= CFS Cobourg =

Military logistics base in Ontario, Canada

Canadian Forces Station Cobourg (also CFS Cobourg) was a military logistics base located in Cobourg, Ontario.

The facility was created due to the expansion of Canadian military capability brought about by the Korean War and Cold War. Logistics and supply facilities for the Army were being expanded across Canada, and Cobourg was chosen as a site for a new supply depot. The choice of Cobourg for a location was partly due to its proximity to major rail lines. Land was purchased in 1951 and construction proceeded on several buildings over the next two years. In 1954, the headquarters of No. 26 Ordnance Depot of the Royal Canadian Ordnance Corps was relocated from Ottawa to Cobourg. The base existed mainly to provide supplies to other military facilities, but also included the Canadian Army's only respirator assembly plant and a detachment of No. 22 Works Company of the Royal Canadian Engineers.
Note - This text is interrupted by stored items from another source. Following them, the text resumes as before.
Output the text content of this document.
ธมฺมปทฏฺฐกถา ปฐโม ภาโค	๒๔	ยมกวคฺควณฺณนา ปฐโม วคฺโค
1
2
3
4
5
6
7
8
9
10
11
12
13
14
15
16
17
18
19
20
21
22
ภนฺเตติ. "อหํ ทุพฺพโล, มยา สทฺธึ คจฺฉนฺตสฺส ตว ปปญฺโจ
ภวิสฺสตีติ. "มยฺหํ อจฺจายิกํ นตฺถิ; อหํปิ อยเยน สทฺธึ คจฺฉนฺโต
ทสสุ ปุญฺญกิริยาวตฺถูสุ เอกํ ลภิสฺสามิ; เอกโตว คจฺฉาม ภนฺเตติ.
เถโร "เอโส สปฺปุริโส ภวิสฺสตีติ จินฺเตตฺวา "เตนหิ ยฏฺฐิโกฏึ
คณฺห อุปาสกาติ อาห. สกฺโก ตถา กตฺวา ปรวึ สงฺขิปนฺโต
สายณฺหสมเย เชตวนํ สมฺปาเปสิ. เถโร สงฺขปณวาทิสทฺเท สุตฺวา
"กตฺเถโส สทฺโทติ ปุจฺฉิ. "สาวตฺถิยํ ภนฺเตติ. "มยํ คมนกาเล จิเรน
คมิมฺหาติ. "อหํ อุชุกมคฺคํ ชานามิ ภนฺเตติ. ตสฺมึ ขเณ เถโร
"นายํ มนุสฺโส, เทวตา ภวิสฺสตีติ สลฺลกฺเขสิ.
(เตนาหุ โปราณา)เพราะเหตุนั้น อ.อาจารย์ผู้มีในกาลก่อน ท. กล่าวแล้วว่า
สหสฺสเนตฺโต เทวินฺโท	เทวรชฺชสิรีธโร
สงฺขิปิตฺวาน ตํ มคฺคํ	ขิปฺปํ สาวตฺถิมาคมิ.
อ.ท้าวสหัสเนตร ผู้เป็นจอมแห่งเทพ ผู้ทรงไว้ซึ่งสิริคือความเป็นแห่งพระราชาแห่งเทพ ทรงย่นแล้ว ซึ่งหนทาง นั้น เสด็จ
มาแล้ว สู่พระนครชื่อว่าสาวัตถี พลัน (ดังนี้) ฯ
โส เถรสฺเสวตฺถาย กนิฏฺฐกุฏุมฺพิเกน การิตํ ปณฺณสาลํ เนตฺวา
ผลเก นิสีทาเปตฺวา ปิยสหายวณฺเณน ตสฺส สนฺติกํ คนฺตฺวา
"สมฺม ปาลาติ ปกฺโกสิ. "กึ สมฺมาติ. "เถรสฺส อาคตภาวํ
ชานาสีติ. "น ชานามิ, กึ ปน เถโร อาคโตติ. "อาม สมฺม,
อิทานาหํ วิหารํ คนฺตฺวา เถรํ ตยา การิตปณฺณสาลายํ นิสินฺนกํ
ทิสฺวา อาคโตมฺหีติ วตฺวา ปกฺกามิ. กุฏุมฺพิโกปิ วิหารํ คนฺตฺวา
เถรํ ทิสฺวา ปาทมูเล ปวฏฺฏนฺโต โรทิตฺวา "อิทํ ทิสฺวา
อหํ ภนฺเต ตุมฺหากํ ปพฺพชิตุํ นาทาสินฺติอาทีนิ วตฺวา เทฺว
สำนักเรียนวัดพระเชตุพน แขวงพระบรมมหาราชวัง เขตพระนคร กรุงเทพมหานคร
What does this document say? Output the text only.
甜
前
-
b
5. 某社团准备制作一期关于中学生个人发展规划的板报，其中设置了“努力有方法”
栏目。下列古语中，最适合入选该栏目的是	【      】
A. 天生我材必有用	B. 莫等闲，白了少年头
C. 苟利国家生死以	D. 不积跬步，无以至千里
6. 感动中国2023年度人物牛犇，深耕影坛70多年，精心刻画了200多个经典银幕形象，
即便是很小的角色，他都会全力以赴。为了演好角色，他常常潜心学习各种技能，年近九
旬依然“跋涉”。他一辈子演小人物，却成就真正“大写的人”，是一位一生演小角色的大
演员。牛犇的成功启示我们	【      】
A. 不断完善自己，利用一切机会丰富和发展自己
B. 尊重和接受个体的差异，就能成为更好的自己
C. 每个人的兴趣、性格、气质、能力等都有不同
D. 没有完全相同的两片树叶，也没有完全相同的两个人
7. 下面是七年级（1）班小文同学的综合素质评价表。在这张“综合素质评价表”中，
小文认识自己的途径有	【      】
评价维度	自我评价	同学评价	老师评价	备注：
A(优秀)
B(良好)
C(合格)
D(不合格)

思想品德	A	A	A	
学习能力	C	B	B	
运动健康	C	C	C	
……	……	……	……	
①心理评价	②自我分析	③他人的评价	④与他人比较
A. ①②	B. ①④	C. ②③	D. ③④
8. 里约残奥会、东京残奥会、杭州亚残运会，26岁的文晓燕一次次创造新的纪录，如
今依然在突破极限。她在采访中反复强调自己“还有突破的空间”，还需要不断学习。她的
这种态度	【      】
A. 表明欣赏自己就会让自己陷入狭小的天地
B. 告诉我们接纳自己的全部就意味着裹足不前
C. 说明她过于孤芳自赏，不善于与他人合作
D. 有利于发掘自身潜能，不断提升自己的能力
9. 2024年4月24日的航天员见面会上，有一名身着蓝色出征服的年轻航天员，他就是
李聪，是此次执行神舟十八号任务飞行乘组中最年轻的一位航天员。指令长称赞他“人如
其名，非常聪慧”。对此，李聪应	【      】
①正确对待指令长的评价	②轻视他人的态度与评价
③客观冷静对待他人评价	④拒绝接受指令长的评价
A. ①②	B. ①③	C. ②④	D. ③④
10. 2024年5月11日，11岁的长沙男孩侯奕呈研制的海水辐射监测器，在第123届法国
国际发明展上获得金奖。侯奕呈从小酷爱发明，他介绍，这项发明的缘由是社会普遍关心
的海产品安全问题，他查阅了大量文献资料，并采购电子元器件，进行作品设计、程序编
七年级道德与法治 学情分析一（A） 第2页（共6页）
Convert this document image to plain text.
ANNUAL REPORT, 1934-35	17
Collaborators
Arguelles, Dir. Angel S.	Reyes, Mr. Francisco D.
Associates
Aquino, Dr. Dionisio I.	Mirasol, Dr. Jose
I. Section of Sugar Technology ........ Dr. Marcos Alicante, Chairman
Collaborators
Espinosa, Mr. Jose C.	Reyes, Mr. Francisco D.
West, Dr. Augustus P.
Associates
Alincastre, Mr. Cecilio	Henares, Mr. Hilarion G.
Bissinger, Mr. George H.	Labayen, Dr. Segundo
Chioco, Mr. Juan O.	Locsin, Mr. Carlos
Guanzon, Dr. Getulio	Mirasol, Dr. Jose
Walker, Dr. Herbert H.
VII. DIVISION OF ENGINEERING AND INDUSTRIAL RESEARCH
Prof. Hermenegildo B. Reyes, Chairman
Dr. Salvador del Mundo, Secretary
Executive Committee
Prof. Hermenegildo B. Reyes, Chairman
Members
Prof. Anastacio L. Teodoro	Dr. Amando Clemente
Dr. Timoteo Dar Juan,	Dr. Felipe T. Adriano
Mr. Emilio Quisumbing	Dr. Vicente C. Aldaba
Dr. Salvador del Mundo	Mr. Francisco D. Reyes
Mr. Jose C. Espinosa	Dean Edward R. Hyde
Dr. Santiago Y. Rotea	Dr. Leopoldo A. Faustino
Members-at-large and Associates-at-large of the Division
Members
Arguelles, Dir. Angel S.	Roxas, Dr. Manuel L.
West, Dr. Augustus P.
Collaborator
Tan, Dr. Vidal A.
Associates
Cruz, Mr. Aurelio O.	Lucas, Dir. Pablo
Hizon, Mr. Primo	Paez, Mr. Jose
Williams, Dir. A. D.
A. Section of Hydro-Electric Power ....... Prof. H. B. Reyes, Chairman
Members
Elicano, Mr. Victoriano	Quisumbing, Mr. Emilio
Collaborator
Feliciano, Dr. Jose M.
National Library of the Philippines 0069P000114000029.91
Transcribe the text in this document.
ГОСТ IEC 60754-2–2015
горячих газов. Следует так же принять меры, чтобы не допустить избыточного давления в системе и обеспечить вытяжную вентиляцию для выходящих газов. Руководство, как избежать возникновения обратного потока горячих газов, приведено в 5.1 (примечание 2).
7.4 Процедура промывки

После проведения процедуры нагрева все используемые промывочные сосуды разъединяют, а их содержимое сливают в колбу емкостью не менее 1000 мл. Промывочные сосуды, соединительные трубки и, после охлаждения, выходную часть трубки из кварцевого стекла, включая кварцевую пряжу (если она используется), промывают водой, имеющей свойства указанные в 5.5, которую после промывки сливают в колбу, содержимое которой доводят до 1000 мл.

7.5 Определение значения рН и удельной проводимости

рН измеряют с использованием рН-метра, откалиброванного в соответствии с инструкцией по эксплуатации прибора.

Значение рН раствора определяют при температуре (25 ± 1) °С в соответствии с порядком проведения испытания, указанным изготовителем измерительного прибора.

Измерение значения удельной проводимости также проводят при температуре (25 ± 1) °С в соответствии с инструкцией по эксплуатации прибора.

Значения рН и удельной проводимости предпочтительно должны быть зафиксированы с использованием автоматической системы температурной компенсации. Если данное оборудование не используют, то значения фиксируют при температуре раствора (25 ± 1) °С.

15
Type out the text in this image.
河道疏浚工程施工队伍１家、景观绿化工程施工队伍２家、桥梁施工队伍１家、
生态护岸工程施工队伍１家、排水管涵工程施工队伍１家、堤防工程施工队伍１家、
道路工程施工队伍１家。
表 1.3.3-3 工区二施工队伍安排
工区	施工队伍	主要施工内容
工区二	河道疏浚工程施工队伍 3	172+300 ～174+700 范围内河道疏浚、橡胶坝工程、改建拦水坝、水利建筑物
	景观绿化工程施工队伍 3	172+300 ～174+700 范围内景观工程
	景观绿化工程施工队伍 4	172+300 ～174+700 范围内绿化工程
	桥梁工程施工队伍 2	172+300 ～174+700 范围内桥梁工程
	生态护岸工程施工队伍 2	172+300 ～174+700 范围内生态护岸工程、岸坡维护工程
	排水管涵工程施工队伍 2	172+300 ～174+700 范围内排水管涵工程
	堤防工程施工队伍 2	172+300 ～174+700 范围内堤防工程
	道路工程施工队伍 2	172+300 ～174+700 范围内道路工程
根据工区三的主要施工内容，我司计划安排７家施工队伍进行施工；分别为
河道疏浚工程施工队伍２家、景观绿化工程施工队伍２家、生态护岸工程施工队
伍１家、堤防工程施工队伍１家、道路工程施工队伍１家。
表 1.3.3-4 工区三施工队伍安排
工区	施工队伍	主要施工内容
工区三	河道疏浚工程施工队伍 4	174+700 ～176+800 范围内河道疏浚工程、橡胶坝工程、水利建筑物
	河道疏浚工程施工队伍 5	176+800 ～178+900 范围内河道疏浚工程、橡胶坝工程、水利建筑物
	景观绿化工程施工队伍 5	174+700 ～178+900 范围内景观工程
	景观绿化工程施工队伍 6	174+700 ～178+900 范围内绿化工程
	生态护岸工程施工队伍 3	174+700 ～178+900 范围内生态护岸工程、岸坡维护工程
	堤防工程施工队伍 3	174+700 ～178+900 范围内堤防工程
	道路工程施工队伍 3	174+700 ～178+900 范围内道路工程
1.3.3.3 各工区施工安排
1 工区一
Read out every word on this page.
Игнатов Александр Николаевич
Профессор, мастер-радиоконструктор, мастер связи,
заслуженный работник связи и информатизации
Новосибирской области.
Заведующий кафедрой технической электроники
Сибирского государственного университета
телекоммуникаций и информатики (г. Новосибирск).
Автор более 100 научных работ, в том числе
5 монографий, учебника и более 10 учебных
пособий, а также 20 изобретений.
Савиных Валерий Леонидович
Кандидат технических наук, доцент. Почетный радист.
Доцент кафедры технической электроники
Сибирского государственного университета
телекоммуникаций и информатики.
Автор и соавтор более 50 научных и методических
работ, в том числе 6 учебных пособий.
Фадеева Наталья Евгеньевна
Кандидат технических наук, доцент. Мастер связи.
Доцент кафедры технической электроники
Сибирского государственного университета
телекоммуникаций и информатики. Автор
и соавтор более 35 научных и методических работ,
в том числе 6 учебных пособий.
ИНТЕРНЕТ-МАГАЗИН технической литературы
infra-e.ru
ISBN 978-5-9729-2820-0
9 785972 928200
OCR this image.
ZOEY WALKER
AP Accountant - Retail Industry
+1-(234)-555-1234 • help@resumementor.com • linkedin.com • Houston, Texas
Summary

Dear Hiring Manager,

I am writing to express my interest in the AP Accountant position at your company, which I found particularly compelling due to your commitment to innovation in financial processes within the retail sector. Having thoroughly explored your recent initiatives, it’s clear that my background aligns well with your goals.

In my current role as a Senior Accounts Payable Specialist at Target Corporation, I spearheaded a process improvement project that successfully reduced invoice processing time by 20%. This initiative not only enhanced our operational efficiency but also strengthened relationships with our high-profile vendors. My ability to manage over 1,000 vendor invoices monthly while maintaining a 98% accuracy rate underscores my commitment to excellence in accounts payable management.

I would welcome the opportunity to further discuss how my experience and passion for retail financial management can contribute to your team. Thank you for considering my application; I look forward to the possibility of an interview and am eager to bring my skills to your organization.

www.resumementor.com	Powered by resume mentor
When the three arms of the Canadian military were integrated to create the Canadian Forces, No. 26 COD became No. 26 Canadian Forces Supply Depot and the base was renamed Canadian Forces Base Cobourg (CFB Cobourg) in 1966. However, as Cobourg didn't house two or more major units, it didn't qualify as a "base" under Canadian Forces' criteria and was renamed Canadian Forces Station Cobourg a short time later.

In 1969, the Canadian Forces supply system was reorganized and CFS Cobourg was identified as surplus. The supply duties of the base were assumed by depots at CFB Downsview in the Toronto area and at the Longue Point site of CFB Montreal; the station was closed and decommissioned on August 31, 1970.

The depot was sold to the government of Ontario, which converted it to an industrial park, and later sold it to the Town of Cobourg.

==Sources==
Cobourg: Early Days and Modern Times. Cobourg, ON: Cobourg Book Committee, 1981. ISBN 0-9690887-0-1.

Ozorak, Paul. Abandoned Military Installations of Canada: Volume I: Ontario. 1991. ISBN 0-9695127-1-6.